Where they cut downOf the 326 stocks whose returns since early March 2015 are down, the FPIs have reduced stake in as many as 173. The period shows a clear shifting of FII interest out of public sector banks that have NPA (non-performing assets or bad loans) worries, select cyclical stocks which have become overheated, and mid-tier IT companies whose valuations have expanded. For instance, Oriental Bank of Commerce, which dropped 45 per cent in this period, saw FII holdings come down from 12 per cent as at end- March 2015 to 9.2 per cent at the end of June 2015. Similarly, stocks of other public sector banks in which FPIs cut stake — IDBI Bank, Canara Bank, UCO Bank, United Bank and Syndicate Bank — also fell 25-40 per cent.
Cyclical auto-ancillary stocks trading at high valuations after the 2014 rally also fell out of favour. For instance, the FPIs cut holdings in Bosch and SKF Bearings that saw their stock prices decline 11 and 17 per cent, respectively.
Stocks with weak performance and outlook, such as Exide Industries, weren’t spared either by the FPIs or the market.
Mid-tier IT stocks such as Persistent Systems, whose valuations moved up sharply in the 2014 rally, corrected 25 per cent in this period. FPI holdings in the stock now stand at 20.3 per cent against 22.5 per cent at end-March. KPIT Technologies is another mid-tier IT stock that has followed in Persistent’s footsteps.
Besides, with commodities entering a bearish phase and the Chinese slowdown adding to their woes, the FII interest in mining and steel waned during this period.

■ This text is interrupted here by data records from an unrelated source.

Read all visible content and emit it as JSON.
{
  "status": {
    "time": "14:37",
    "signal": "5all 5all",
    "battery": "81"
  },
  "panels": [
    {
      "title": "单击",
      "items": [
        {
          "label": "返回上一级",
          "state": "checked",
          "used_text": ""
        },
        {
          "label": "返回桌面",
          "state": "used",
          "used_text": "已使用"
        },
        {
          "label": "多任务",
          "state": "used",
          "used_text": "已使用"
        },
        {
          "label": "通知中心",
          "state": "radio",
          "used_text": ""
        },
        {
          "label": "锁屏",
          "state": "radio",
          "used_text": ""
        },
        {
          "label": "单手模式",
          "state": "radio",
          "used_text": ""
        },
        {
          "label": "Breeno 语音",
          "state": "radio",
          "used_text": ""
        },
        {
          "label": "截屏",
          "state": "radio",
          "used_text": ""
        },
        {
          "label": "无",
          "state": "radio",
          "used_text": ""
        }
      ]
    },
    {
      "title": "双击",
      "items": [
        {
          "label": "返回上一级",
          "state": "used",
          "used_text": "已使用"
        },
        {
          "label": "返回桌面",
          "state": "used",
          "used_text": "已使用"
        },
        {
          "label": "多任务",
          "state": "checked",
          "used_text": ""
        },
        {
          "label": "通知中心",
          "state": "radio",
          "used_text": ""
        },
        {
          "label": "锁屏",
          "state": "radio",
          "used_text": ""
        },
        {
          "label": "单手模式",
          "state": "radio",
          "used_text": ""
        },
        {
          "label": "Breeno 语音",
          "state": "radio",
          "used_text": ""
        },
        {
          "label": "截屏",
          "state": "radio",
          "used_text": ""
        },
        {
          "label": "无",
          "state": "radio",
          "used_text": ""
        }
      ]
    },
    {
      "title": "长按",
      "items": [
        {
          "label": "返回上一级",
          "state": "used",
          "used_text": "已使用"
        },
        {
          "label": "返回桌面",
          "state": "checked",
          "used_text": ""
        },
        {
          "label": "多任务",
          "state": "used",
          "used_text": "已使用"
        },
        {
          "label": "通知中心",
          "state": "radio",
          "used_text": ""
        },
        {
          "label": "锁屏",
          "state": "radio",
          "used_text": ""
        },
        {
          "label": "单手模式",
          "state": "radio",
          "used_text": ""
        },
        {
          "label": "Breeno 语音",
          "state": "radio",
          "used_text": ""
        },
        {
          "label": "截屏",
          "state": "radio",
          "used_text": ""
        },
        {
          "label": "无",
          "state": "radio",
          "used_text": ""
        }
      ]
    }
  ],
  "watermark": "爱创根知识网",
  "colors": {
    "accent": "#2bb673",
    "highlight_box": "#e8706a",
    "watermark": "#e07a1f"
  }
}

Sugar has fallen out of favour both with the FIIs and the market.
Media, healthcare favouredOn the other hand, with urban consumption looking up, the FPIs have turned their attention to such sectors as media and entertainment, retail, and consumer durables.
Stocks that gained in this period, such as Bajaj Electricals (up 10 per cent), Hitachi Home (13 per cent), Symphony (7 per cent), TTK Prestige (10 per cent), Page Industries (18 per cent), Jubilant Food works (4 per cent), Dish TV (28 per cent), Jagran Prakashan (4 per cent), Den Networks (5 per cent) and Eros International (13 per cent), have all seen FPI holdings move up.
Another sector FPIs have favoured is healthcare, thanks to strong prospects in the US markets and, more recently, the rupee depreciation which will aid pharma exports. Stock that moved up in this period and where FPIs too increased their stakes include Astra Zeneca, Glaxosmithkline, Sanofi, Unichem, Jubilant Life, Ajantha Pharma, Biocon and Glemmark Pharma.